The Romney and Marsh Files have plagued, amused, frustrated, consumed, entertained and owned me for longer than I care to remember. And now, like the three little pigs, they have all left home. Yesterday, I sent the last little pig of a book into the big-wide-world to get on with it.

And all day it has felt like a great weight has been lifted off my shoulders. I feel like I’ve just wandered out of out a dark, musty, damp, labyrinth of confinement after years of aimless incarceration into crystal clear light and fresh clean air. I feel like…..enough. I’m just pleased that I can move on.

I don’t want to forget what a wonderful and interesting and educational and emotional experience the whole process has been. (That’s why I just wrote it down.)

What will I do now? Well, I have two other novels in a different series written that I feel I can do something with. I feel that they have some potential to be something better than they are.  I’m going to have to work on them. I’m going to change a few things that I’ve come to realise could be better. I might even re-write them from the third person into the first person. I’m almost certainly going to change the name of the central protagonist.

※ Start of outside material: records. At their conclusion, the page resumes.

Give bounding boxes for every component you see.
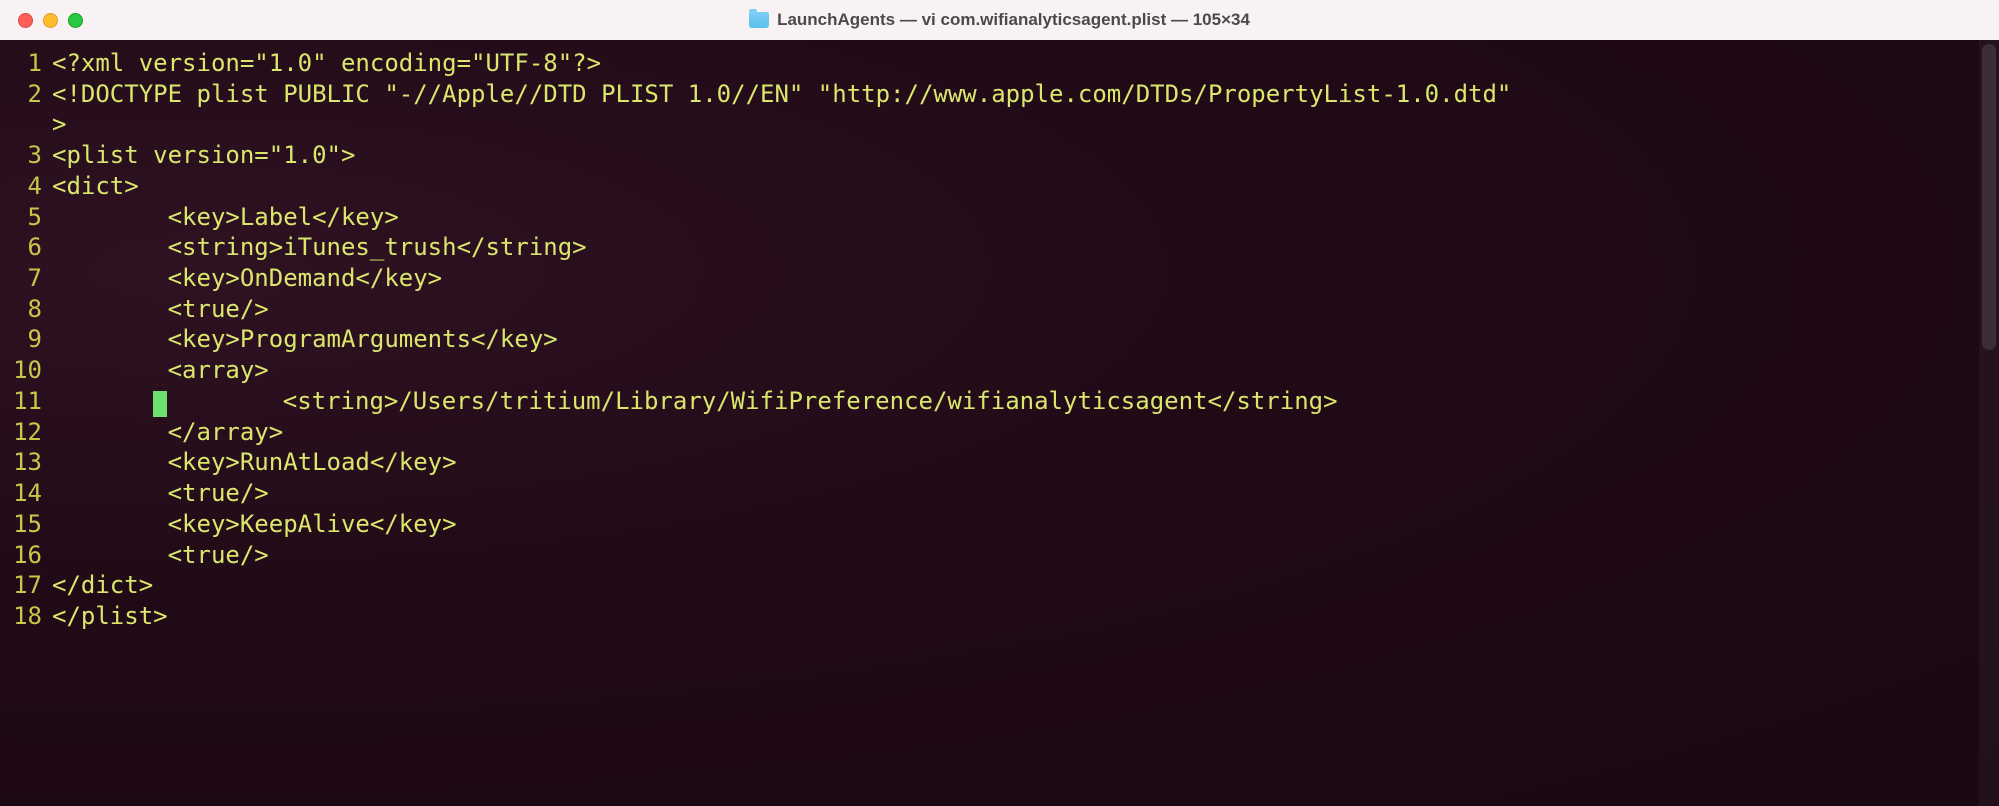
line-number: 5 bbox=[6, 202, 52, 233]
code-text: </plist> bbox=[52, 601, 168, 632]
line-number: 6 bbox=[6, 232, 52, 263]
code-line[interactable]: > bbox=[0, 109, 1999, 140]
line-number: 3 bbox=[6, 140, 52, 171]
window-title: LaunchAgents — vi com.wifianalyticsagent… bbox=[0, 10, 1999, 30]
line-number: 8 bbox=[6, 294, 52, 325]
terminal-window: LaunchAgents — vi com.wifianalyticsagent… bbox=[0, 0, 1999, 806]
line-number: 7 bbox=[6, 263, 52, 294]
code-line[interactable]: 6 <string>iTunes_trush</string> bbox=[0, 232, 1999, 263]
code-text: <?xml version="1.0" encoding="UTF-8"?> bbox=[52, 48, 601, 79]
code-line[interactable]: 8 <true/> bbox=[0, 294, 1999, 325]
code-line[interactable]: 7 <key>OnDemand</key> bbox=[0, 263, 1999, 294]
code-text: <key>OnDemand</key> bbox=[52, 263, 442, 294]
code-text: <string>/Users/tritium/Library/WifiPrefe… bbox=[52, 386, 1338, 417]
line-number: 17 bbox=[6, 570, 52, 601]
code-line[interactable]: 14 <true/> bbox=[0, 478, 1999, 509]
code-line[interactable]: 17</dict> bbox=[0, 570, 1999, 601]
code-text: </array> bbox=[52, 417, 283, 448]
code-text: <array> bbox=[52, 355, 269, 386]
line-number: 12 bbox=[6, 417, 52, 448]
code-line[interactable]: 3<plist version="1.0"> bbox=[0, 140, 1999, 171]
code-text: <true/> bbox=[52, 294, 269, 325]
code-line[interactable]: 15 <key>KeepAlive</key> bbox=[0, 509, 1999, 540]
line-number bbox=[6, 109, 52, 140]
line-number: 13 bbox=[6, 447, 52, 478]
code-text: <plist version="1.0"> bbox=[52, 140, 355, 171]
line-number: 2 bbox=[6, 79, 52, 110]
scrollbar-thumb[interactable] bbox=[1982, 44, 1996, 350]
code-line[interactable]: 16 <true/> bbox=[0, 540, 1999, 571]
code-text: </dict> bbox=[52, 570, 153, 601]
line-number: 10 bbox=[6, 355, 52, 386]
code-line[interactable]: 9 <key>ProgramArguments</key> bbox=[0, 324, 1999, 355]
code-line[interactable]: 18</plist> bbox=[0, 601, 1999, 632]
line-number: 4 bbox=[6, 171, 52, 202]
line-number: 9 bbox=[6, 324, 52, 355]
titlebar[interactable]: LaunchAgents — vi com.wifianalyticsagent… bbox=[0, 0, 1999, 40]
code-text: <true/> bbox=[52, 540, 269, 571]
cursor bbox=[153, 391, 167, 417]
line-number: 15 bbox=[6, 509, 52, 540]
line-number: 11 bbox=[6, 386, 52, 417]
line-number: 14 bbox=[6, 478, 52, 509]
scrollbar[interactable] bbox=[1979, 40, 1999, 806]
code-text: <!DOCTYPE plist PUBLIC "-//Apple//DTD PL… bbox=[52, 79, 1511, 110]
line-number: 1 bbox=[6, 48, 52, 79]
code-line[interactable]: 10 <array> bbox=[0, 355, 1999, 386]
line-number: 16 bbox=[6, 540, 52, 571]
code-line[interactable]: 2<!DOCTYPE plist PUBLIC "-//Apple//DTD P… bbox=[0, 79, 1999, 110]
code-line[interactable]: 12 </array> bbox=[0, 417, 1999, 448]
code-line[interactable]: 4<dict> bbox=[0, 171, 1999, 202]
folder-icon bbox=[749, 12, 769, 28]
code-line[interactable]: 1<?xml version="1.0" encoding="UTF-8"?> bbox=[0, 48, 1999, 79]
code-line[interactable]: 5 <key>Label</key> bbox=[0, 202, 1999, 233]
code-text: <key>Label</key> bbox=[52, 202, 399, 233]
code-line[interactable]: 11 <string>/Users/tritium/Library/WifiPr… bbox=[0, 386, 1999, 417]
code-text: <key>ProgramArguments</key> bbox=[52, 324, 558, 355]
code-text: > bbox=[52, 109, 66, 140]
code-text: <key>KeepAlive</key> bbox=[52, 509, 457, 540]
code-line[interactable]: 13 <key>RunAtLoad</key> bbox=[0, 447, 1999, 478]
code-text: <dict> bbox=[52, 171, 139, 202]
window-title-text: LaunchAgents — vi com.wifianalyticsagent… bbox=[777, 10, 1250, 30]
code-text: <key>RunAtLoad</key> bbox=[52, 447, 457, 478]
line-number: 18 bbox=[6, 601, 52, 632]
code-text: <string>iTunes_trush</string> bbox=[52, 232, 587, 263]
code-text: <true/> bbox=[52, 478, 269, 509]
terminal-editor[interactable]: 1<?xml version="1.0" encoding="UTF-8"?>2… bbox=[0, 40, 1999, 806]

But before I do any of that, I’m going to get stuck into some serious reading for pleasure. I have two Raymond Chandlers, two Gerald Seymours, The Mosquito Coast (I read the first couple of pages yesterday and understood something more about what it is to write well), an Elmore Leonard and I’m sorely tempted to re-read the Patrick O’Brians, or at least a couple, before I do anything else.

Life is good.

https://www.smashwords.com/books/view/274365

http://www.amazon.co.uk/Joint-Enterprise-Romney-Marsh-ebook/dp/B00B0Q3488/ref=la_B00AZIGMWW_1_3?ie=UTF8&qid=1358190824&sr=1-3

Is it just me?

 

 

 

Is it just me or do other/all writers find that after they’ve gone through the drawn-out process/slog/torture/life-altering experience of writing a novel and then editing/correcting/proof-reading it over and over again they develop a nose for (shouldn’t that be an eye for?) and heightened intolerance of shite writing?

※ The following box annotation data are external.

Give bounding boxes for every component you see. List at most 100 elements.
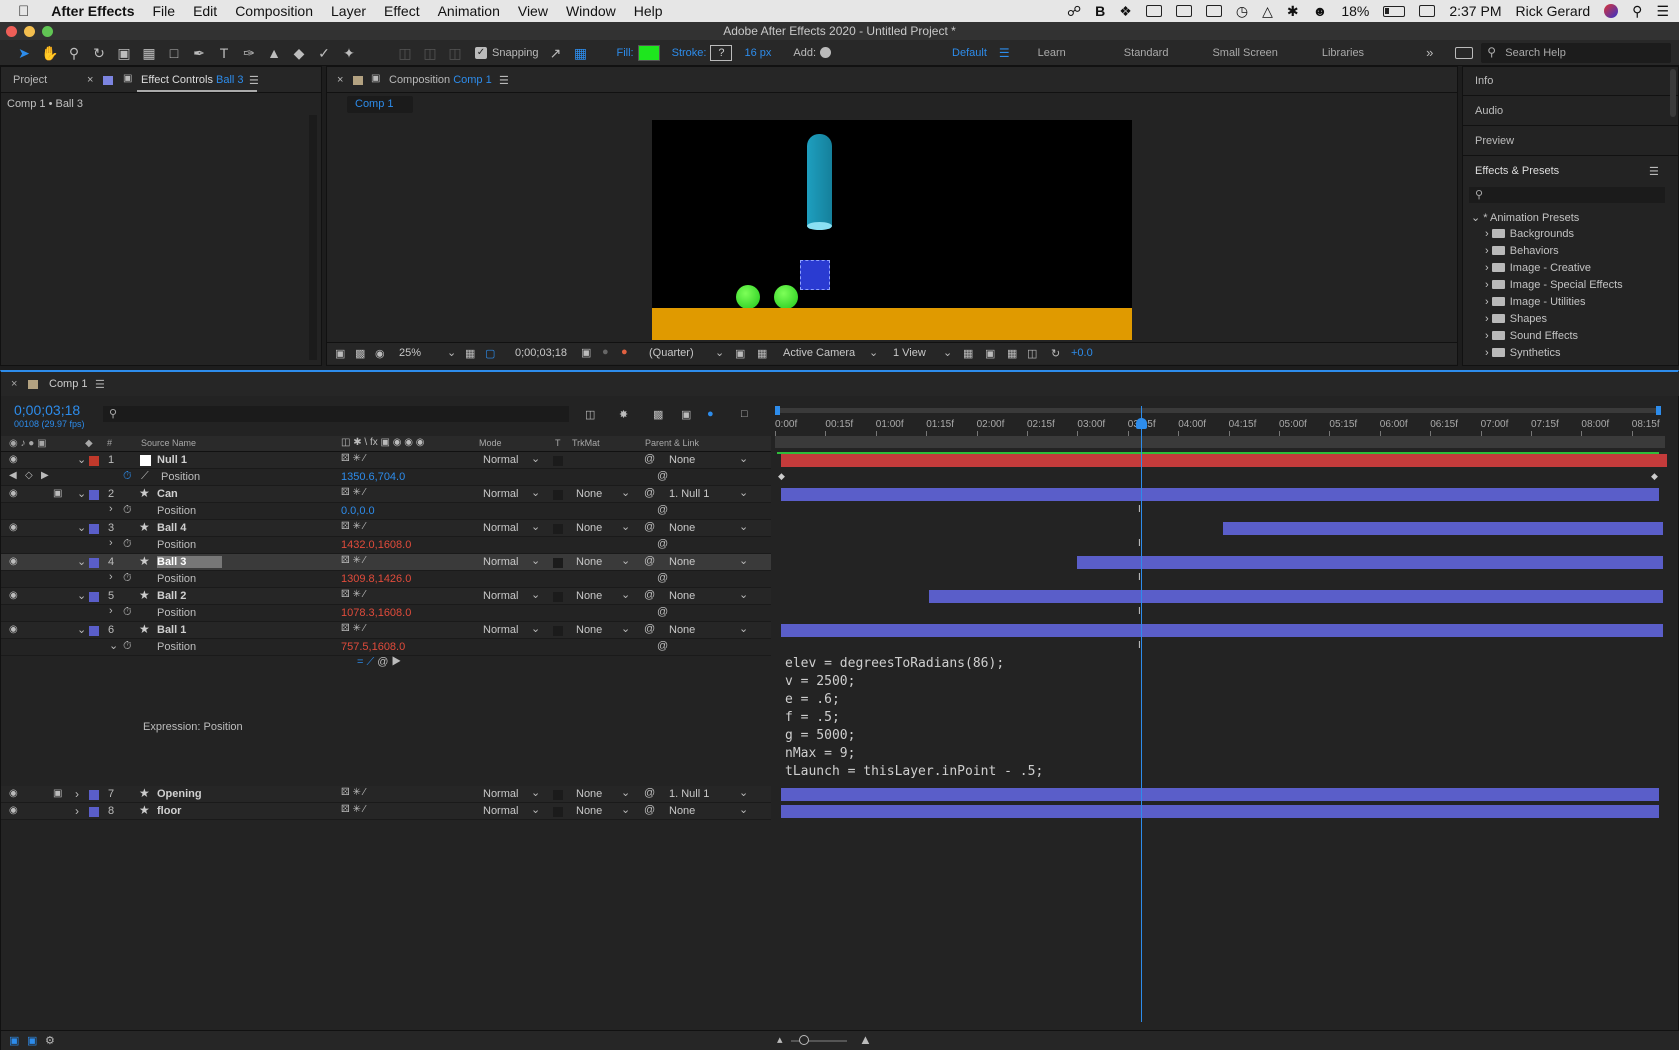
preserve-transparency-box[interactable]	[553, 558, 563, 568]
more-workspaces-icon[interactable]: »	[1426, 45, 1433, 60]
twirl-right-icon[interactable]: ›	[109, 571, 113, 583]
motion-blur-icon[interactable]: ●	[707, 408, 714, 420]
layer-row[interactable]: ◉ ⌄ 1 Null 1 ⚄ ✳ ⁄ Normal ⌄ @ None ⌄	[1, 452, 771, 469]
world-axis-icon[interactable]: ◫	[422, 45, 438, 61]
current-time-indicator-head[interactable]	[1136, 418, 1147, 429]
layer-switches-icons[interactable]: ⚄ ✳ ⁄	[341, 623, 365, 634]
calendar-icon[interactable]	[1419, 5, 1436, 17]
preset-folder-image-utilities[interactable]: › Image - Utilities	[1485, 296, 1586, 308]
layer-label-color[interactable]	[89, 626, 99, 636]
clone-stamp-tool-icon[interactable]: ▲	[266, 45, 282, 61]
graph-icon[interactable]: ⟋	[141, 470, 149, 483]
workspace-libraries[interactable]: Libraries	[1322, 47, 1364, 59]
vr-icon[interactable]: ◉	[375, 347, 385, 360]
expression-code-line[interactable]: f = .5;	[785, 710, 840, 725]
brush-tool-icon[interactable]: ✑	[241, 45, 257, 61]
lock-icon[interactable]: ▣	[53, 488, 62, 499]
tab-effect-controls[interactable]: Effect Controls Ball 3	[141, 74, 244, 86]
preset-folder-image-special-effects[interactable]: › Image - Special Effects	[1485, 279, 1623, 291]
label-column-icon[interactable]: ◆	[85, 438, 93, 449]
workspace-default[interactable]: Default	[952, 47, 987, 59]
layer-name[interactable]: Opening	[157, 788, 202, 800]
graph-editor-icon[interactable]: □	[741, 408, 748, 420]
parent-dropdown[interactable]: None	[669, 590, 695, 602]
expression-editor[interactable]: elev = degreesToRadians(86); v = 2500; e =…	[777, 656, 1657, 791]
pan-behind-tool-icon[interactable]: ▦	[141, 45, 157, 61]
menu-effect[interactable]: Effect	[384, 3, 420, 19]
layer-label-color[interactable]	[89, 558, 99, 568]
property-row[interactable]: ◀ ◇ ▶ ⏱ ⟋ Position 1350.6,704.0 @	[1, 469, 771, 486]
twirl-down-icon[interactable]: ⌄	[77, 589, 86, 602]
parent-dropdown[interactable]: None	[669, 522, 695, 534]
snap-options-icon[interactable]: ↗	[548, 45, 564, 61]
parent-link-header[interactable]: Parent & Link	[645, 438, 699, 448]
window-icon[interactable]	[1175, 5, 1192, 17]
twirl-down-icon[interactable]: ⌄	[109, 639, 118, 652]
source-name-header[interactable]: Source Name	[141, 438, 196, 448]
notification-center-icon[interactable]: ☰	[1656, 3, 1669, 20]
pick-whip-icon[interactable]: @	[644, 521, 655, 533]
pick-whip-icon[interactable]: @	[644, 487, 655, 499]
ball-1-layer[interactable]	[774, 285, 798, 309]
workspace-standard[interactable]: Standard	[1124, 47, 1169, 59]
property-value[interactable]: 1078.3,1608.0	[341, 607, 411, 619]
right-panel-scrollbar[interactable]	[1670, 69, 1676, 117]
search-help-input[interactable]: ⚲ Search Help	[1481, 42, 1672, 63]
property-pick-whip-icon[interactable]: @	[657, 538, 668, 550]
av-features-icon[interactable]: ◉ ♪ ● ▣	[9, 438, 47, 449]
display-icon[interactable]	[1145, 5, 1162, 17]
safe-zones-icon[interactable]: ▢	[485, 347, 495, 360]
timeline-tab-label[interactable]: Comp 1	[49, 378, 88, 390]
fill-label[interactable]: Fill:	[617, 47, 634, 59]
stopwatch-icon[interactable]: ⏱	[123, 470, 132, 483]
pen-tool-icon[interactable]: ✒	[191, 45, 207, 61]
property-row[interactable]: › ⏱ Position 1078.3,1608.0 @	[1, 605, 771, 622]
preserve-transparency-box[interactable]	[553, 592, 563, 602]
timeline-menu-icon[interactable]: ☰	[95, 378, 105, 391]
creative-cloud-icon[interactable]: ☍	[1067, 3, 1081, 20]
eye-icon[interactable]: ◉	[9, 805, 18, 816]
layer-row[interactable]: ◉ › 8 ★ floor ⚄ ✳ ⁄ Normal ⌄ None ⌄ @ None ⌄	[1, 803, 771, 820]
twirl-right-icon[interactable]: ›	[75, 804, 79, 818]
preserve-transparency-box[interactable]	[553, 790, 563, 800]
layer-row[interactable]: ◉ ⌄ 4 ★ Ball 3 ⚄ ✳ ⁄ Normal ⌄ None ⌄ @ None ⌄	[1, 554, 771, 571]
preset-folder-behaviors[interactable]: › Behaviors	[1485, 245, 1559, 257]
comp-subtab[interactable]: Comp 1	[347, 96, 413, 113]
airplay-icon[interactable]: △	[1262, 3, 1273, 20]
layer-name[interactable]: floor	[157, 805, 181, 817]
resolution-dropdown[interactable]: (Quarter)	[649, 347, 694, 359]
pick-whip-icon[interactable]: @	[644, 589, 655, 601]
blend-mode-dropdown[interactable]: Normal	[483, 590, 518, 602]
layer-name[interactable]: Ball 4	[157, 522, 186, 534]
preserve-transparency-box[interactable]	[553, 524, 563, 534]
screen-icon[interactable]	[1205, 5, 1222, 17]
effects-search-input[interactable]: ⚲	[1469, 187, 1665, 203]
fit-icon[interactable]: ▦	[465, 347, 475, 360]
snap-grid-icon[interactable]: ▦	[573, 45, 589, 61]
parent-dropdown[interactable]: 1. Null 1	[669, 488, 709, 500]
current-time-indicator[interactable]	[1141, 406, 1142, 1022]
menu-file[interactable]: File	[153, 3, 176, 19]
stopwatch-icon[interactable]: ⏱	[123, 606, 132, 619]
layer-row[interactable]: ◉ ⌄ 3 ★ Ball 4 ⚄ ✳ ⁄ Normal ⌄ None ⌄ @ None ⌄	[1, 520, 771, 537]
eye-icon[interactable]: ◉	[9, 522, 18, 533]
snapping-checkbox[interactable]: ✓	[475, 46, 487, 59]
eye-icon[interactable]: ◉	[9, 624, 18, 635]
tab-composition[interactable]: Composition Comp 1	[389, 74, 492, 86]
current-time-display[interactable]: 0;00;03;18	[14, 402, 80, 418]
layer-row[interactable]: ◉ ▣ ⌄ 2 ★ Can ⚄ ✳ ⁄ Normal ⌄ None ⌄ @1. Null 1 ⌄	[1, 486, 771, 503]
work-area-bar[interactable]	[777, 408, 1661, 413]
preserve-transparency-box[interactable]	[553, 456, 563, 466]
preset-folder-image-creative[interactable]: › Image - Creative	[1485, 262, 1591, 274]
dropbox-icon[interactable]: ❖	[1119, 3, 1132, 20]
stopwatch-icon[interactable]: ⏱	[123, 538, 132, 551]
eye-icon[interactable]: ◉	[9, 488, 18, 499]
layer-label-color[interactable]	[89, 592, 99, 602]
color-channels-icon[interactable]: ●	[621, 346, 628, 358]
property-pick-whip-icon[interactable]: @	[657, 470, 668, 482]
comp-lock-icon[interactable]: ▣	[371, 73, 380, 84]
animation-presets-root[interactable]: ⌄ * Animation Presets	[1471, 211, 1579, 224]
menu-edit[interactable]: Edit	[193, 3, 217, 19]
lock-icon[interactable]: ▣	[123, 73, 132, 84]
frame-blending-icon[interactable]: ▣	[681, 408, 691, 421]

I’ve got a Kindle. I think that I should have, really. Last week, in preparation for a flight and a week away, I downloaded some free books (I expect people to buy mine when the time comes, but I’m not spending my money on other people’s plop). In the past I’d have stuck with some of them and hoped that they might buck up. In the past I wouldn’t have been so critical. In the past I probably wouldn’t have paid so much attention to grammar, syntax, semantics, punctuation, plot development and layout. Now I do. And it’s refining my reading experience to the point of ruining it.

I tried three books put up on Kindle by wanna-bes like me and after a couple of chapters all three ended up being filed away in my Kindle shite folder. And then I unwittingly found that I’d done the same with an author who had a real publisher and hard-copies of his books out there. All the time that I was reading these I was thinking, ‘my books are better than this rubbish’. They were appalling; painful and depressing (owing to the quality or rather the lack of it). The guy with the publisher had a plot development that made no sense and saved his hero from drowning. I went back and read the build up four times and was still none the wiser. He just copped out and waved a magic wand and up to then it hadn’t been that bad, actually.

But that’s not good enough. The book has got to be very good in every respect and without flaws in the plot or it’s sunk.

I suppose that I’ve been learning from all this too, but, man, it’s sure sullying my reading for pleasure. One of my few.

So, what to do to get over it? What’s the antidote? Download a free classic. Enter The Thirty-Nine Steps. I’m two chapters in and finally I can relax and immerse myself in the reading experience. It might be dated, but, like Conan-Doyle for example, Mr Buchan’s writing has a timeless quality. No complaints here. Sometimes it’s true that the old’ns are the best. That’s him up the top by the way.

Mind you, now that’s reminded me of that awful BBC adaptation of the book a few years ago starring Rupert Penry-Jones, who I rather fancy for the lead in my Patrick Sansom books when they are optioned by Hollywood. Alas, so much to do.